Dos formas de encarar el periodismo

En la edición del viernes 27 de la revista Posdata se informa sobre el juicio que enfrentó a nuestro director con el semanario Búsqueda y, de paso, con los grandes medios de comunicación masiva.

El hecho no merecería destacarse por cuanto toda la prensa se ocupó del asunto. Lo que sí merece ser resaltado es la prolijidad y la objetividad con que se concibió y se redactó la crónica. La seriedad periodística y el celo profesional exhibidos por el autor de la nota ubican a esa publicación –junto a otros medios que supieron salvaguardar la dignidad– entre la prensa nacional auténticamente independiente de cualquier compromiso, es decir, en el polo opuesto del comportamiento deleznable de los medios complacientes que conforman el coro obediente a los dictados del poder.

La revista Posdata ha hecho una crónica que se ajusta a la realidad y que desmenuza y destruye las groseras falacias y tergiversaciones en que incurrieron los grandes medios.

Con esta revista hemos mantenido –y sin duda seguiremos teniendo– discrepancias de índole ideológica y otras diferencias, por lo que su apreciación del juicio tiene aun más valor, porque nadie puede sugerir connivencia o identidad polítco ideológica entre Posdata y LA REPUBLICA.

El coro de los medios genuflexos ha estado haciendo oír una cantata prolijamente afiatada contra la prensa independiente y contra una forma de periodismo de investigación a fondo y de denuncia que ellos no se atreven a practicar.

No han tenido el menor escrúpulo en falsear la realidad, en tergiversar los hechos para ofrecer a sus incautos lectores una visión no ya deformada o tendenciosa, sino escandalosamente engañosa y falaz.
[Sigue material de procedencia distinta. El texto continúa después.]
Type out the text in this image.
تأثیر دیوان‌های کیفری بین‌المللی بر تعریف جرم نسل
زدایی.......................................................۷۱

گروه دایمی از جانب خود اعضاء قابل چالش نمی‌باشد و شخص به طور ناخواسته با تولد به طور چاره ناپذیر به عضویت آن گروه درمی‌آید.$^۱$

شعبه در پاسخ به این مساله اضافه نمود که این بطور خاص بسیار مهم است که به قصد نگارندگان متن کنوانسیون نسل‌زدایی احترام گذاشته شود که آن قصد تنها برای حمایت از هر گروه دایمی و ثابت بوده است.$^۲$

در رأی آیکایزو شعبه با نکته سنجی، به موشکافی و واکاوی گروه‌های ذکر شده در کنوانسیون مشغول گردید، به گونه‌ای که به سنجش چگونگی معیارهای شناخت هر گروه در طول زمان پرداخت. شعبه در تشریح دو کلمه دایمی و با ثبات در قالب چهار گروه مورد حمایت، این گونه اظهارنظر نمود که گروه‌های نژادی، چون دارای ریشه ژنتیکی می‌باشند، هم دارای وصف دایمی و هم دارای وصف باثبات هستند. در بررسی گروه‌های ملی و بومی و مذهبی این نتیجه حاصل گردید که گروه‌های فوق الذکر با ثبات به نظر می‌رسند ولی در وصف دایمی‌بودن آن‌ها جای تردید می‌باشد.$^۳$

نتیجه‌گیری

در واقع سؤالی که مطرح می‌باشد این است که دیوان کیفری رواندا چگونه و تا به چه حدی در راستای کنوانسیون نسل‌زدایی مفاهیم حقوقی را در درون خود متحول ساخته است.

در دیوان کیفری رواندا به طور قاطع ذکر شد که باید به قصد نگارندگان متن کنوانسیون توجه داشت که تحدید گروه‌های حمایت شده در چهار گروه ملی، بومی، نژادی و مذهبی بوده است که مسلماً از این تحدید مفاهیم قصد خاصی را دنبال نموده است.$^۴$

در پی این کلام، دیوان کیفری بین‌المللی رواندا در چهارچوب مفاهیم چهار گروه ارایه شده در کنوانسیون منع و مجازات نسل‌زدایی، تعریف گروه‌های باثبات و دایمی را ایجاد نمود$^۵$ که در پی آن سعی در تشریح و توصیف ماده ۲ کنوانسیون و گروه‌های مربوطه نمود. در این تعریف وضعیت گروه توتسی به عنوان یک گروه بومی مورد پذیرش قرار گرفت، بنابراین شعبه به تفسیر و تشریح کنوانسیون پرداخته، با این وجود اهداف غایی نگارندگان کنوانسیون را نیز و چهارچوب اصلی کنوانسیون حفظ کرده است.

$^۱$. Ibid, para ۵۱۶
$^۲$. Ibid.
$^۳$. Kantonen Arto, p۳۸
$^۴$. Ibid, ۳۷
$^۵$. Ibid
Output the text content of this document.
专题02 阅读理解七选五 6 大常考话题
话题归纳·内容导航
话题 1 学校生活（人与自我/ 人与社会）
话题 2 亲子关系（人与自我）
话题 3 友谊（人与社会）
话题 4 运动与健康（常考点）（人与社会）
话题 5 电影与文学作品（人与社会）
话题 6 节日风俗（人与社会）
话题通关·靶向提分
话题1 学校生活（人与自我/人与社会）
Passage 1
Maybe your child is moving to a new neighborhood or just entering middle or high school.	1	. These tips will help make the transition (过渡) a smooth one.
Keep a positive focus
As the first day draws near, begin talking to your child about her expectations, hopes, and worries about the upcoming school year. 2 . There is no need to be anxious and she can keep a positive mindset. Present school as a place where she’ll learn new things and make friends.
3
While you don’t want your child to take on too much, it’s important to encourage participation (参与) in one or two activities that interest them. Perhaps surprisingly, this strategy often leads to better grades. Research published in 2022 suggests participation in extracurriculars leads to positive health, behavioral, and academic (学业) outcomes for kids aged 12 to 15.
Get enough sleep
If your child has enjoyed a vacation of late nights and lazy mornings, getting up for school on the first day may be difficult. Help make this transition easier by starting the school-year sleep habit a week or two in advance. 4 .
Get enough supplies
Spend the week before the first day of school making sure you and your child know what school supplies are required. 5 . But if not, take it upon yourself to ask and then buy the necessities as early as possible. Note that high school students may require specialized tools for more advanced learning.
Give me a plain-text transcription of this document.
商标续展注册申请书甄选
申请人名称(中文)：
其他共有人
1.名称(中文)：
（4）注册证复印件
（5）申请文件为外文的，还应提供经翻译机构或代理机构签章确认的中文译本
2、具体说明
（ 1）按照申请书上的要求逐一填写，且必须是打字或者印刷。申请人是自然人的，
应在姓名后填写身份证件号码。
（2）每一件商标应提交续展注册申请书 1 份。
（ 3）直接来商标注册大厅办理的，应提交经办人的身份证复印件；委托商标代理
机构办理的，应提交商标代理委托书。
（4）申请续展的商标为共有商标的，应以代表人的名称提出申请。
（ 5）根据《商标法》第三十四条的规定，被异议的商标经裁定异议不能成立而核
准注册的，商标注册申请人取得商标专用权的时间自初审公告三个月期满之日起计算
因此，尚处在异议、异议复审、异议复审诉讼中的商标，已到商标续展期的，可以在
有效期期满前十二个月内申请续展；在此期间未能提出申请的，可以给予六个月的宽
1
No tuvieron prurito alguno en acompañar y suscribir la versión del oscuro periodista calumniador que no se retractó de lo que escribió frente a los micrófonos de la prensa, pero que sí se desdijo de sus falsas acusaciones ante la Justicia, de manera de eludir las obvias responsabilidades penales.

Es interesante observar entonces dos conductas, dos posturas que separan a los medios uruguayos. Y esa línea divisoria ha mantenido en esta circunstancia el mismo trazado –ya de vieja data– para agrupar por un lado a los órganos de prensa que, más allá de compromisos políticos o de diferencias ideológicas, se han alineado tradicionalmente con la verdad, con la democracia informativa, con la independencia y con la dignidad, y del otro, a aquellos cuya vocación ha sido la de servir sin claudicaciones al poder, no importa quién lo ejerza, y bajo cualquiera de las formas en que se manifieste. De un lado, el coraje de quienes están a la intemperie; del otro, la obsecuencia de quienes se ubican cómodamente al abrigo, amparados por el poder.

Y conste que no nos referimos exclusivamente a la ideología o a la opinión editorial de los medios. Estamos hablando de las formas sutiles (y a veces no tan sutiles) que emplean para manipular la información y ofrecer a sus lectores esa visión tergiversada o directamente falseada de la realidad y de los hechos. Un periodismo francamente perverso y peligroso que, bajo el prolijo camuflaje de una supuesta objetividad, distorsiona la noticia y la da vuelta de manera que sirva a los intereses de los poderosos. Incapaces de arriesgar la protección brindada con beneplácito, soslayan hechos importantes o directamente los presentan disfrazados.

El juicio de Fasano contra Paolillo sirvió pues para desnudar y dejar en evidencia –por si acaso ello era preciso– hasta dónde puede llegar la complacencia de los medios comprometidos con el poder y dependientes de él.